Roxas City News – Maintaining its commitment to improve the quality of education in the country, PLDT recently turned over a two-classroom disaster-resilient school building for students of the Roxas City School for Philippine Craftsmen (RCSPC).
The classrooms, worth more than Php3 million, are the first disaster-resilient rooms built in Roxas City and will benefit more than 1,000 students. These are also the 24th and 25th classrooms built by PLDT out of the used batteries it has donated for the Balik-Baterya Program, a partnership between Oriental and Motolite Marketing Corporation and Philippine Business for Social Progress (PBSP) that encourages companies to donate their used lead acid batteries (ULABs) in exchange for various education projects.
During the turnover, PLDT Community Relations Public Affairs Consultant and Head Evelyn del Rosario said that the project honors the partnerships PLDT has created through the years in support of the Company’s effort in creating sustainable solutions for poverty reduction.
“We believe that as a corporation, it is our responsibility to share our resources on causes that drive the development of this country. And we also believe that education is a prime asset that will help drive the kind of development we wish for our nation,” del Rosario said.
The new classrooms donated by PLDT will be used to hold cosmetology and dressmaking classes for Grade 7 and 8 students.
CHANGING LIVES THROUGH EDUCATION
As Roxas City’s first disaster-resilient school building, it can withstand three-hour fires, seven-magnitude earthquakes and super typhoons as strong as Super Typhoon Yolanda.
RCSPC Principal Rodrigo Jeremias, Jr. said that the classrooms are the best gifts RCSPC received after Typhoon Yolanda tore out the vocational school in 2013.
A total of 40 out of the 49 classrooms in RCSPC were partially damaged while two needed complete replacement. This affected the school’s performance and discouraged students from going to school.
In 2013, RCSPC only attained an overall average mean percentage score (MPS) of 52.37, which meant that the school has been underperforming. Additionally, the school’s enrolment dropped from 1,077 in 2013 to 1,026 in 2014.
“The new classrooms are inspiring more students to do better and continue their studies,” he said.
With the new school building, Jeremias hopes to improve the school’s MPS and enrolment by 10 percent.
For Grade 9 student Keejay Launio, the new classrooms give him new hope to do better in school and achieve his dream of becoming a lawyer. After the typhoon, he had difficulty maintaining his grades because he had to hold classes under the trees while several construction activities have been going on.
Unlike his classmates though, Launio took every experience as a learning opportunity. He learned how to be more resilient and hopeful. With a better classroom, he knew he can excel more in the future.

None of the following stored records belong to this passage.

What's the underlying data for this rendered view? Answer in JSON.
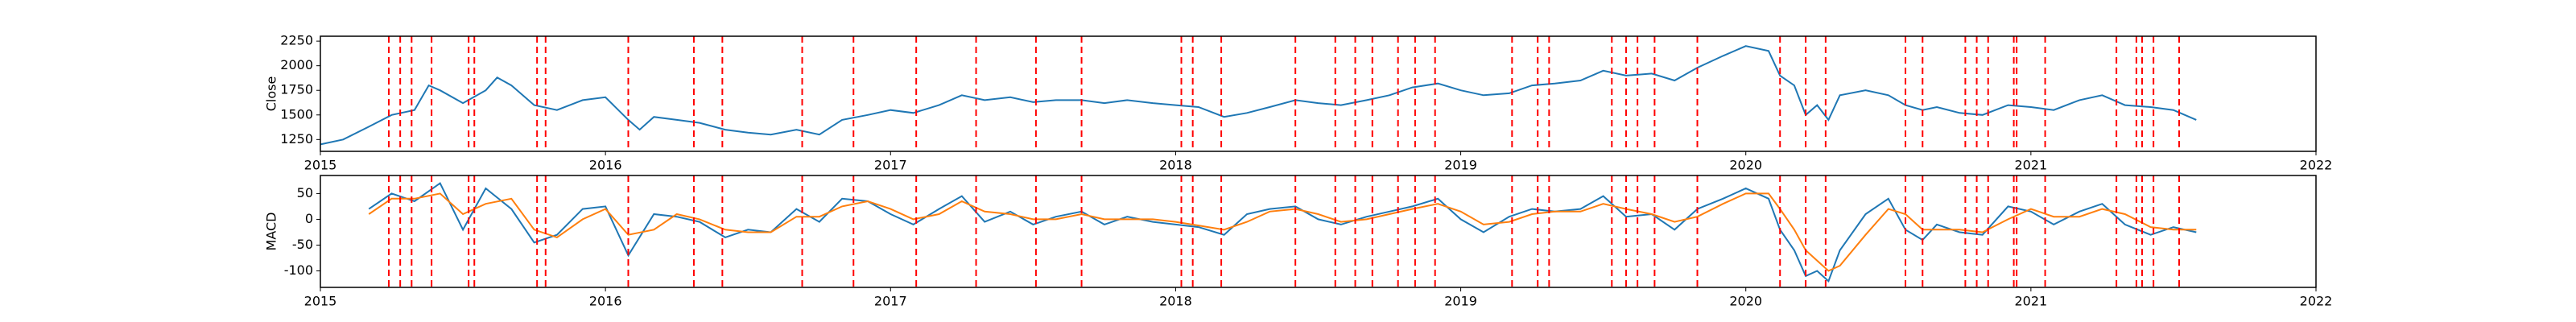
{
  "chart_data": [
    {
      "type": "line",
      "ylabel": "Close",
      "x": [
        2015.0,
        2015.08,
        2015.17,
        2015.25,
        2015.33,
        2015.38,
        2015.42,
        2015.5,
        2015.58,
        2015.62,
        2015.67,
        2015.75,
        2015.83,
        2015.92,
        2016.0,
        2016.08,
        2016.12,
        2016.17,
        2016.25,
        2016.33,
        2016.42,
        2016.5,
        2016.58,
        2016.67,
        2016.75,
        2016.83,
        2016.92,
        2017.0,
        2017.08,
        2017.17,
        2017.25,
        2017.33,
        2017.42,
        2017.5,
        2017.58,
        2017.67,
        2017.75,
        2017.83,
        2017.92,
        2018.0,
        2018.08,
        2018.17,
        2018.25,
        2018.33,
        2018.42,
        2018.5,
        2018.58,
        2018.67,
        2018.75,
        2018.83,
        2018.92,
        2019.0,
        2019.08,
        2019.17,
        2019.25,
        2019.33,
        2019.42,
        2019.5,
        2019.58,
        2019.67,
        2019.75,
        2019.83,
        2019.92,
        2020.0,
        2020.08,
        2020.12,
        2020.17,
        2020.21,
        2020.25,
        2020.29,
        2020.33,
        2020.42,
        2020.5,
        2020.56,
        2020.62,
        2020.67,
        2020.75,
        2020.83,
        2020.92,
        2021.0,
        2021.08,
        2021.17,
        2021.25,
        2021.33,
        2021.42,
        2021.5,
        2021.58
      ],
      "series": [
        {
          "color": "#1f77b4",
          "values": [
            1200,
            1250,
            1380,
            1500,
            1550,
            1800,
            1750,
            1620,
            1750,
            1880,
            1800,
            1600,
            1550,
            1650,
            1680,
            1450,
            1350,
            1480,
            1450,
            1420,
            1350,
            1320,
            1300,
            1350,
            1300,
            1450,
            1500,
            1550,
            1520,
            1600,
            1700,
            1650,
            1680,
            1630,
            1650,
            1650,
            1620,
            1650,
            1620,
            1600,
            1580,
            1480,
            1520,
            1580,
            1650,
            1620,
            1600,
            1650,
            1700,
            1780,
            1820,
            1750,
            1700,
            1720,
            1800,
            1820,
            1850,
            1950,
            1900,
            1920,
            1850,
            1980,
            2100,
            2200,
            2150,
            1900,
            1800,
            1500,
            1600,
            1450,
            1700,
            1750,
            1700,
            1600,
            1550,
            1580,
            1520,
            1500,
            1600,
            1580,
            1550,
            1650,
            1700,
            1600,
            1580,
            1550,
            1450
          ]
        }
      ],
      "xlim": [
        2015,
        2022
      ],
      "xticks": [
        2015,
        2016,
        2017,
        2018,
        2019,
        2020,
        2021,
        2022
      ],
      "ylim": [
        1130,
        2300
      ],
      "yticks": [
        1250,
        1500,
        1750,
        2000,
        2250
      ],
      "vlines": [
        2015.24,
        2015.28,
        2015.32,
        2015.39,
        2015.52,
        2015.54,
        2015.76,
        2015.79,
        2016.08,
        2016.31,
        2016.41,
        2016.69,
        2016.87,
        2017.09,
        2017.3,
        2017.51,
        2017.67,
        2018.02,
        2018.06,
        2018.16,
        2018.42,
        2018.56,
        2018.63,
        2018.69,
        2018.78,
        2018.84,
        2018.91,
        2019.18,
        2019.27,
        2019.31,
        2019.53,
        2019.58,
        2019.62,
        2019.68,
        2019.83,
        2020.12,
        2020.21,
        2020.28,
        2020.56,
        2020.62,
        2020.77,
        2020.81,
        2020.85,
        2020.94,
        2020.95,
        2021.05,
        2021.3,
        2021.37,
        2021.39,
        2021.43,
        2021.52
      ],
      "vline_color": "#ff0000"
    },
    {
      "type": "line",
      "ylabel": "MACD",
      "x": [
        2015.17,
        2015.25,
        2015.33,
        2015.42,
        2015.5,
        2015.58,
        2015.67,
        2015.75,
        2015.83,
        2015.92,
        2016.0,
        2016.08,
        2016.17,
        2016.25,
        2016.33,
        2016.42,
        2016.5,
        2016.58,
        2016.67,
        2016.75,
        2016.83,
        2016.92,
        2017.0,
        2017.08,
        2017.17,
        2017.25,
        2017.33,
        2017.42,
        2017.5,
        2017.58,
        2017.67,
        2017.75,
        2017.83,
        2017.92,
        2018.0,
        2018.08,
        2018.17,
        2018.25,
        2018.33,
        2018.42,
        2018.5,
        2018.58,
        2018.67,
        2018.75,
        2018.83,
        2018.92,
        2019.0,
        2019.08,
        2019.17,
        2019.25,
        2019.33,
        2019.42,
        2019.5,
        2019.58,
        2019.67,
        2019.75,
        2019.83,
        2019.92,
        2020.0,
        2020.08,
        2020.12,
        2020.17,
        2020.21,
        2020.25,
        2020.29,
        2020.33,
        2020.42,
        2020.5,
        2020.56,
        2020.62,
        2020.67,
        2020.75,
        2020.83,
        2020.92,
        2021.0,
        2021.08,
        2021.17,
        2021.25,
        2021.33,
        2021.42,
        2021.5,
        2021.58
      ],
      "series": [
        {
          "color": "#1f77b4",
          "values": [
            20,
            50,
            35,
            70,
            -20,
            60,
            20,
            -45,
            -30,
            20,
            25,
            -70,
            10,
            5,
            -5,
            -35,
            -20,
            -25,
            20,
            -5,
            40,
            35,
            10,
            -10,
            20,
            45,
            -5,
            15,
            -10,
            5,
            15,
            -10,
            5,
            -5,
            -10,
            -15,
            -30,
            10,
            20,
            25,
            0,
            -10,
            5,
            15,
            25,
            40,
            0,
            -25,
            5,
            20,
            15,
            20,
            45,
            5,
            10,
            -20,
            20,
            40,
            60,
            40,
            -20,
            -60,
            -110,
            -100,
            -120,
            -60,
            10,
            40,
            -20,
            -40,
            -10,
            -25,
            -30,
            25,
            15,
            -10,
            15,
            30,
            -10,
            -30,
            -15,
            -25
          ]
        },
        {
          "color": "#ff7f0e",
          "values": [
            10,
            40,
            40,
            50,
            10,
            30,
            40,
            -20,
            -35,
            0,
            20,
            -30,
            -20,
            10,
            0,
            -20,
            -25,
            -25,
            5,
            5,
            25,
            35,
            20,
            0,
            10,
            35,
            15,
            10,
            0,
            0,
            10,
            0,
            0,
            0,
            -5,
            -12,
            -20,
            -5,
            15,
            20,
            10,
            -5,
            0,
            10,
            20,
            30,
            15,
            -10,
            -5,
            10,
            15,
            15,
            30,
            20,
            10,
            -5,
            5,
            30,
            50,
            50,
            20,
            -20,
            -60,
            -80,
            -100,
            -90,
            -30,
            20,
            10,
            -20,
            -20,
            -20,
            -25,
            0,
            20,
            5,
            5,
            20,
            10,
            -15,
            -20,
            -20
          ]
        }
      ],
      "xlim": [
        2015,
        2022
      ],
      "xticks": [
        2015,
        2016,
        2017,
        2018,
        2019,
        2020,
        2021,
        2022
      ],
      "ylim": [
        -132,
        85
      ],
      "yticks": [
        -100,
        -50,
        0,
        50
      ],
      "vlines": [
        2015.24,
        2015.28,
        2015.32,
        2015.39,
        2015.52,
        2015.54,
        2015.76,
        2015.79,
        2016.08,
        2016.31,
        2016.41,
        2016.69,
        2016.87,
        2017.09,
        2017.3,
        2017.51,
        2017.67,
        2018.02,
        2018.06,
        2018.16,
        2018.42,
        2018.56,
        2018.63,
        2018.69,
        2018.78,
        2018.84,
        2018.91,
        2019.18,
        2019.27,
        2019.31,
        2019.53,
        2019.58,
        2019.62,
        2019.68,
        2019.83,
        2020.12,
        2020.21,
        2020.28,
        2020.56,
        2020.62,
        2020.77,
        2020.81,
        2020.85,
        2020.94,
        2020.95,
        2021.05,
        2021.3,
        2021.37,
        2021.39,
        2021.43,
        2021.52
      ],
      "vline_color": "#ff0000"
    }
  ]
}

“The typhoon really taught me a lot of things, but the most important thing is that disasters and hardships are not hindrances to success. We survived after the typhoon, and because of that I am now more alert in case situations like that happen again. I know this new skill will help me overcome all challenges and succeed in life if I put my heart into it,” he said.

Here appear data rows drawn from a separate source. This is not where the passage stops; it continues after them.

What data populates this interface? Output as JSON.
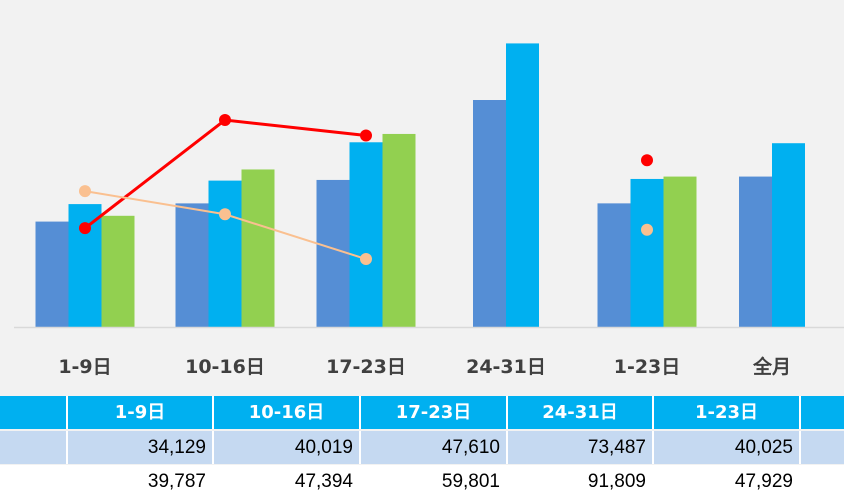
{
  "chart_data": {
    "type": "bar",
    "categories": [
      "1-9日",
      "10-16日",
      "17-23日",
      "24-31日",
      "1-23日",
      "全月"
    ],
    "ylim": [
      0,
      90000
    ],
    "series": [
      {
        "type": "bar",
        "color": "#558ed5",
        "values": [
          34129,
          40019,
          47610,
          73487,
          40025,
          48700
        ]
      },
      {
        "type": "bar",
        "color": "#00b0f0",
        "values": [
          39787,
          47394,
          59801,
          91809,
          47929,
          59500
        ]
      },
      {
        "type": "bar",
        "color": "#92d050",
        "values": [
          36000,
          51000,
          62500,
          null,
          48700,
          null
        ]
      },
      {
        "type": "line",
        "color": "#ff0000",
        "values": [
          32000,
          67000,
          62000,
          null,
          54000,
          null
        ]
      },
      {
        "type": "line",
        "color": "#fac090",
        "values": [
          44000,
          36500,
          22000,
          null,
          31500,
          null
        ]
      }
    ],
    "grid": false,
    "legend": "none"
  },
  "table": {
    "headers": [
      "1-9日",
      "10-16日",
      "17-23日",
      "24-31日",
      "1-23日",
      ""
    ],
    "rows": [
      [
        "34,129",
        "40,019",
        "47,610",
        "73,487",
        "40,025",
        ""
      ],
      [
        "39,787",
        "47,394",
        "59,801",
        "91,809",
        "47,929",
        ""
      ]
    ]
  }
}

“We in PLDT always put a premium in education and try as much as we can in aligning most, if not all, of our projects in improving the quality of learning of our students. That is why we help provide safe, secure, comfortable, and conducive learning facilities for our students, like this school building,” del Rosario added.
PARTNERSHIPS FOR DEVELOPMENT
The Motolite-PBSP Balik-Baterya Program, launched in 2006, aims to protect the environment through the proper disposal and recycling of ULABs. To encourage more companies to donate batteries, Motolite buys the ULABs at a premium price. The proceeds are then used to fund various projects on education through the LEAP (Learning Enhancement Assistance Package) being implemented by PBSP. These include provision of new classrooms, schools desks, books, supplemental feeding for children, teachers training, and the conduct of reading sessions.
PLDT joined the program in 2007 and has become the top donor with more than two million kilos of batteries already donated. It is also the first corporate donor that used its proceeds for building classrooms all over the country.
PLDT has also provided 22 mini-libraries, two computer laboratories, and other infrastructure projects out of its ULAB donations.
“It is always an honor to contribute to schools that make it their mission to hone the future of the country’s skilled workforce. In PLDT, we do not only touch lives, we change lives and we move lives. And this is what we will continue to do for sustainability and for this country,” del Rosario added.